From: Kenny McCormack on
I was having problems with CDPATH, until I worked out (on my own, then
confirmed in the man page) that in order for things to work normally,
you have to have "." in your CDPATH. For example: export CDPATH=.:$HOME

Otherwise, normal "cd" commands in scripts (e.g., cd foo) don't work.

Now, two comments:
1) I think this behavior is absurd. Note that csh/tcsh, which
invented the "cdpath" concept, doesn't work this way.
2) It only fails in scripts; interactive "cd" commands (or, equivalently,
"cd" commands in "dotted" [sourced] scripts) work fine.

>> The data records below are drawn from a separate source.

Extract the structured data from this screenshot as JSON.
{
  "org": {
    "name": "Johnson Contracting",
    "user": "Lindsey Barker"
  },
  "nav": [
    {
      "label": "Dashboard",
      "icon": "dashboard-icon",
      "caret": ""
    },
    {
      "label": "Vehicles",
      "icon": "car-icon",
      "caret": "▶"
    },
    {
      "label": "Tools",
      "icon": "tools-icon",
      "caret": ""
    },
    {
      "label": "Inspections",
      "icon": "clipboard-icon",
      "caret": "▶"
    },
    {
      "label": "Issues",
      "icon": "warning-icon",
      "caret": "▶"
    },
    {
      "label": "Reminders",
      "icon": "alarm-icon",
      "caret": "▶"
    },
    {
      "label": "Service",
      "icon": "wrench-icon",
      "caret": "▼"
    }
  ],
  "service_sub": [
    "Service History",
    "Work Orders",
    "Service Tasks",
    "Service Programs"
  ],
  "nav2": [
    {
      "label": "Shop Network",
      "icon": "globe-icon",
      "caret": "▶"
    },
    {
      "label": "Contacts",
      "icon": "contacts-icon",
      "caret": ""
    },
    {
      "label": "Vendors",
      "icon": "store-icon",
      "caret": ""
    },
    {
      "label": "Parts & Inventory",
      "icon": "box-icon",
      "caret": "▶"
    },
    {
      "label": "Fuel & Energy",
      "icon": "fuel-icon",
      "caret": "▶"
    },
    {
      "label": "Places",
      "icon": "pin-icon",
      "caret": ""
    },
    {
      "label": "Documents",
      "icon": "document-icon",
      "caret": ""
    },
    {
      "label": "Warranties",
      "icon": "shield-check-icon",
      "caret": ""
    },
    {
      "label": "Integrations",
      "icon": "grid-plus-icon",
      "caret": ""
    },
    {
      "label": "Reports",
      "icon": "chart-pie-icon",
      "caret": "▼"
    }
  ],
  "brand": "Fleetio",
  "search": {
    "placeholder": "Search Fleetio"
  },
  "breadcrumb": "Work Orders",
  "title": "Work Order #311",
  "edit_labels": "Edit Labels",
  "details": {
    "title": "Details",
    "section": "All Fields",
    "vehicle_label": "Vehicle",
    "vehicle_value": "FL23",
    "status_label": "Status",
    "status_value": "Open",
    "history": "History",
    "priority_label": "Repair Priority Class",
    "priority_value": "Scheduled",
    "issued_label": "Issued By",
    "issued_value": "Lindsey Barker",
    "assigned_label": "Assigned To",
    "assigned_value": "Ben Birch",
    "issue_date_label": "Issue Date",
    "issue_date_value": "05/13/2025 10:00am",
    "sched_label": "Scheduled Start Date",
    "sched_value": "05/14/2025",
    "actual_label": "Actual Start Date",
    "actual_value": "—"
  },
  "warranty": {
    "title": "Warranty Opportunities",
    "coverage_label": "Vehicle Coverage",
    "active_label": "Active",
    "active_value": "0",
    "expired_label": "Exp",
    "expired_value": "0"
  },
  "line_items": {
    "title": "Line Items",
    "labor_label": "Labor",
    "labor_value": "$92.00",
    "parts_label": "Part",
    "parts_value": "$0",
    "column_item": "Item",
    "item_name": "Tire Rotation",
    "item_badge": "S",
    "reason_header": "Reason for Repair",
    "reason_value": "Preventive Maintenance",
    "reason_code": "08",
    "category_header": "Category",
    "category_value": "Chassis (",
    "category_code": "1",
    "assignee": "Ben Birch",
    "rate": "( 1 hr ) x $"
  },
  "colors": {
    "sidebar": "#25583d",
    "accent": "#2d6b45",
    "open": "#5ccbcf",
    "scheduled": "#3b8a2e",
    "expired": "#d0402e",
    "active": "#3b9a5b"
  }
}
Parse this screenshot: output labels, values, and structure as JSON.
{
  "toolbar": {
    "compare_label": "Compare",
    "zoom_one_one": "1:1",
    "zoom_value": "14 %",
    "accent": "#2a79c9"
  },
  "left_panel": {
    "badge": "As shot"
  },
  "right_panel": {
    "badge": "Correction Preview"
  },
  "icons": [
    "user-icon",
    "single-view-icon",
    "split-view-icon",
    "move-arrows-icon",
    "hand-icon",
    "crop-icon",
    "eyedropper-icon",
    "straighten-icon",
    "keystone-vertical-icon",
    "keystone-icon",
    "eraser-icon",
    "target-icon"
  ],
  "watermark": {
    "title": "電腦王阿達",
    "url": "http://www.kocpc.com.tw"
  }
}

The first is obviously a religious issue, but the second one I find
really weird.

--
Just for a change of pace, this sig is *not* an obscure reference to
comp.lang.c...

From: Dave Gibson on
Kenny McCormack <gazelle(a)shell.xmission.com> wrote:
> I was having problems with CDPATH, until I worked out (on my own, then
> confirmed in the man page) that in order for things to work normally,
> you have to have "." in your CDPATH. For example: export CDPATH=.:$HOME
>
> Otherwise, normal "cd" commands in scripts (e.g., cd foo) don't work.
>
> Now, two comments:
> 1) I think this behavior is absurd. Note that csh/tcsh, which
> invented the "cdpath" concept, doesn't work this way.
> 2) It only fails in scripts; interactive "cd" commands (or, equivalently,
> "cd" commands in "dotted" [sourced] scripts) work fine.
>
> The first is obviously a religious issue, but the second one I find
> really weird.

Sounds like a difference in invocation -- bash (working) vs. sh (failing).